While this training was great for employees, we found it essential to ensure our new hires were appropriately indoctrinated to what it means to be an employee of ECU Physicians. Each of our new employees complete a personality assessment using True Colors International training. It’s a great way for our employees to understand who they are, identify their strengths and weaknesses, and embrace differences, which is what makes a healthy team.
The COVID-19 pandemic presented us with a unique set of challenges to continue to build on our shifting culture. In response to COVID-19, we realized that we needed to alter our approach to face-to-face training. To do that, we created a virtual training option that ties the concepts of True Colors, FISH!, and TeamSTEPPS together.
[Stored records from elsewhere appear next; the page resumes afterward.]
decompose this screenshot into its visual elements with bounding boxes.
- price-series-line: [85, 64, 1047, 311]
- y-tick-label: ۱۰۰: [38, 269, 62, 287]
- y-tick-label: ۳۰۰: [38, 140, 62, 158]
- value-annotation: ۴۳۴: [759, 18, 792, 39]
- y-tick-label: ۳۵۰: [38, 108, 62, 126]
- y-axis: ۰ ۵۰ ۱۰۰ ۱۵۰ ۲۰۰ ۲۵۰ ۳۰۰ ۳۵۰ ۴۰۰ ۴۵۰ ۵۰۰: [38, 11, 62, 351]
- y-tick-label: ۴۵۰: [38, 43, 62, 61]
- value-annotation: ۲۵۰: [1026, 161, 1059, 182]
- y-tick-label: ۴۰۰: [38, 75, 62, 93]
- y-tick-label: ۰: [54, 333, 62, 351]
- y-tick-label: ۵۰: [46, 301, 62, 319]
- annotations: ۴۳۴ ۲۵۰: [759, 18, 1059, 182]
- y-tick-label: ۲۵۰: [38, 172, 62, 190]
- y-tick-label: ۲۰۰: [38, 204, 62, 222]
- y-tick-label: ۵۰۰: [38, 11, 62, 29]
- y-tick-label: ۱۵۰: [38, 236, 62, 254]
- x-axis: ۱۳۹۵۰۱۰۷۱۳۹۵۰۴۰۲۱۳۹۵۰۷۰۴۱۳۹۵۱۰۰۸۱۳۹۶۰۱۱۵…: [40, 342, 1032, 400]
A strong foundation has been built through understanding ourselves and collaboration. This virtual training will allow our employees to dive into specific team strategies to utilize in the clinic, such as strengthening team huddles and mutual support for one another. We cannot provide high-quality compassionate care to the people of Eastern North Carolina if we can’t communicate with and support one another.
Our quest for the Quadruple Aim is a continuous process, but at its core is recognizing the value of every team member and empowering them to work toward achieving our organizational goals. In pursuing excellence, it takes a commitment to strategic planning and engagement activities. To quote Robert Glazer again, “We are what we repeatedly do. Excellence, then, is not an act but a habit … Many think about excellence as an outcome. The reality, however, is that excellence is a byproduct of the many decisions we make each day and how we choose to act in each one of those instances.”4
- Glazer R. Friday Forward: Inspiration & Motivation to End Your Week Stronger Than It Started. Naperville, Ill.: Simple Truths, 2020.
- Foltz J, Hopkins PD, LaGesse RJ. “Healthcare’s Holy Grail: The quest for the Quadruple Aim.” MGMA Connection. March 2, 2020. Available from: mgma.com/ecu-quad-aim.
- Foltz J, Hopkins PD, Thompson J, LaGesse RJ. “Patient satisfaction starts with effective, efficient communication.” MGMA Connection. Sept. 1, 2020. Available from: mgma.com/ecu-quad-comm.